Customer Care: Your Organization’s Secret Weapon

When marketing and customer care are working as one united team, the role of call center agents is elevated. Customer care teams are often the front line when it comes to sales and marketing. Call centers are not just there to appease customers. Armed with real-time insights, agents can proactively engage customers and offer unique sales opportunities by sharing relevant product recommendations. Also, customers may at times be calling in for a higher level of service; particularly when it comes to travel and sometimes in retail – and especially in the wake of the pandemic. People aren’t always comfortable engaging online in chat or with a bot, and may need a little more personal  assistance – and assurance – involving certain information or more detailed transactions, as with a multi-step travel package (once we all start traveling again!).

CX: One for All & All for One

Working customer insights into the fabric of contact center operations promotes the idea that CX is an organization-wide responsibility.
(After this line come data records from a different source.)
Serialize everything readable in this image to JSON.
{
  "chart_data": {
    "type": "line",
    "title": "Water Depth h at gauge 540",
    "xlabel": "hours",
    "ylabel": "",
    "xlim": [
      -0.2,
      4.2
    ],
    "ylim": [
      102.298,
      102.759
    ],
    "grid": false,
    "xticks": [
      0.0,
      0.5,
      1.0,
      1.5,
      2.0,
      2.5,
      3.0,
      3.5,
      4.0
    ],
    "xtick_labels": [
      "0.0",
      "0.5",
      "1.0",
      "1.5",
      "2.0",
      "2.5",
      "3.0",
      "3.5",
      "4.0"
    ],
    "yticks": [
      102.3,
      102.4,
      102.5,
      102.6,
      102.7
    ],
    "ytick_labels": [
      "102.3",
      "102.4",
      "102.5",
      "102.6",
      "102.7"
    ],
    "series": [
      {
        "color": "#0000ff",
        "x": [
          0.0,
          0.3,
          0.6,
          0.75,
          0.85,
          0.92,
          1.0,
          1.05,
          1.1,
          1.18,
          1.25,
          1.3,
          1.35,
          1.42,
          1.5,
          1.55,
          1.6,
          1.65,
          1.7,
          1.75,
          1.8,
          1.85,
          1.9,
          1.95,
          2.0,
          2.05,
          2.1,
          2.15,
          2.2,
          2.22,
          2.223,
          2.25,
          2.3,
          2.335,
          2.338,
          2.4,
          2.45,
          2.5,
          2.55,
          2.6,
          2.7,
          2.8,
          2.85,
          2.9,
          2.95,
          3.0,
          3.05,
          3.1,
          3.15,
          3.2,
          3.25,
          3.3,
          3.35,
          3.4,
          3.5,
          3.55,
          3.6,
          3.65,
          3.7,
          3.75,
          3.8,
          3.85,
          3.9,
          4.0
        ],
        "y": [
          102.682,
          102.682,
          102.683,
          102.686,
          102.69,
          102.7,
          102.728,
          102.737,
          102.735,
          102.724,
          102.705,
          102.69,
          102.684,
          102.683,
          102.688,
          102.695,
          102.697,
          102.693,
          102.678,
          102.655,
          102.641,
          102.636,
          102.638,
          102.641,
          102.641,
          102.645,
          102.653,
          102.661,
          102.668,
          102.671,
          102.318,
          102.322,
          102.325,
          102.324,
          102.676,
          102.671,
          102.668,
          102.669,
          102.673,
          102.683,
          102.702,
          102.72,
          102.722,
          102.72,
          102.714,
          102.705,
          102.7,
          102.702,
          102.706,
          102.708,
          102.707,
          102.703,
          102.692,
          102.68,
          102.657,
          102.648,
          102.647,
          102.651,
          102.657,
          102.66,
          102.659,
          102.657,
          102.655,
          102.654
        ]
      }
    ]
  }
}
Marketing and customer care can lead the way, by recognizing that it’s a two-way street: marketers benefit by listening to and gleaning insights from the care team and vice versa.

You don’t need to make monumental changes in your organization to see benefits quickly. You can start with pilot programs, small investments in technologies, and focused teams that can trial new approaches to find quick wins that can then be rolled out on a broader scale. These teams need to be empowered to make decisions quickly and be willing to change tack when necessary.

It won’t take long, once you’ve started the journey, to begin seeing the benefits, leading to a virtuous feedback loop of improved communication between your teams. The outcome is higher customer satisfaction on the care team side, and greater understanding of customers’ needs on the marketing side. And ultimately, it moves the organization closer to the goal: to have every department sharing ownership of customer experience and considering what more can be done company-wide to enhance every experience.